Over the years, black has come to be associated with cities, with urban landscapes. That was the symbolism that lay behind Chopard’s creation of its black Happy Sport Fifth Avenue Edition watch. “When we were thinking of crafting exclusive pieces to commemorate our New York flagship’s big move to the legendary Fifth Avenue, we really wanted to do something extra special — something we don’t do often,” Caroline Scheufele, Chopard’s co-president and artistic director, wrote in an email.
“This color is bold, chic and modern, all characteristics I associate with New York City, so it made sense to introduce a new Happy Sport timepiece that embodied these qualities,” she wrote. “Additionally, as this watch serves as a tribute to the Big Apple, the black backdrop allows the bright red dancing apple that floats across the dial to really pop.”
Any watch made by Chopard, Bulgari or Dior will require the skills of expert watchmakers and jewelers crafting haute-horology, luxury items, and consequently, it will cost in the thousands of dollars. So Rémi Chabrat, the chief executive of Undone, a custom watch company in China, decided to make an affordable black timepiece for women.
“I was involved in the watch blogger community,” he said. “One of the bloggers worked for Chanel and was wearing a J12. ‘I love the watch,’ she said, ‘but it’s too expensive for everyone.’”
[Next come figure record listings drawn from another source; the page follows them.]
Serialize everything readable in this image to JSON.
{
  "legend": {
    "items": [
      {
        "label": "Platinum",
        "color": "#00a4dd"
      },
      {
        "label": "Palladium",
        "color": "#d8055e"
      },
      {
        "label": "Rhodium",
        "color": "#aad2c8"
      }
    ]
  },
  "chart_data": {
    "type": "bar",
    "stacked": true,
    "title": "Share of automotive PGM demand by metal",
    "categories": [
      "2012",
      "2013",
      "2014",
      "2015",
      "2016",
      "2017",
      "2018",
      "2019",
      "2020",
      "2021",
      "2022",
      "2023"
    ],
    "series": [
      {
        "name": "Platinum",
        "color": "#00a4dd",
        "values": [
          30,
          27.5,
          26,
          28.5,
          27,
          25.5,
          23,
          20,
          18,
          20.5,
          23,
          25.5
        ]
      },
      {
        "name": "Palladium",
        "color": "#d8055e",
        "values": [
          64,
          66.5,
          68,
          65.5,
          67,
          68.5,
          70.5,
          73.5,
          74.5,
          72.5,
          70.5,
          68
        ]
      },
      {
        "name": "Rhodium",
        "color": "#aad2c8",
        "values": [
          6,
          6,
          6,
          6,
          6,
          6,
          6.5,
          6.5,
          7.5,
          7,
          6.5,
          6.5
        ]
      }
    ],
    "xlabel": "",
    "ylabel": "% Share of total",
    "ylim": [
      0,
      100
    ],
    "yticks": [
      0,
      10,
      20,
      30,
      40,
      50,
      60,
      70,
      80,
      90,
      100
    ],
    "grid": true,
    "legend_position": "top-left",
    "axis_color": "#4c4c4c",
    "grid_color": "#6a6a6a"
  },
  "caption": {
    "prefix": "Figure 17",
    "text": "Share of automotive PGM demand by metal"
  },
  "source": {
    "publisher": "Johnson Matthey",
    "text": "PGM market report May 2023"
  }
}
The Urban 34 “Black Spirit” Edition, which had been scheduled for introduction on Wednesday, is a 34-millimeter quartz watch, powered by a Seiko movement, that includes a black-coated case, crown and buckle; a mother-of-pearl dial covered in translucent black paint; four black indices; and a black leather strap. The watch can be personalized with “engraving on the back of the strap,” Mr. Chabrat said, “or we can upload an image on the back of the case.”
Because of production levels as high as 5,000 watches a day, he said, the “Black Spirit” was to be priced at $249.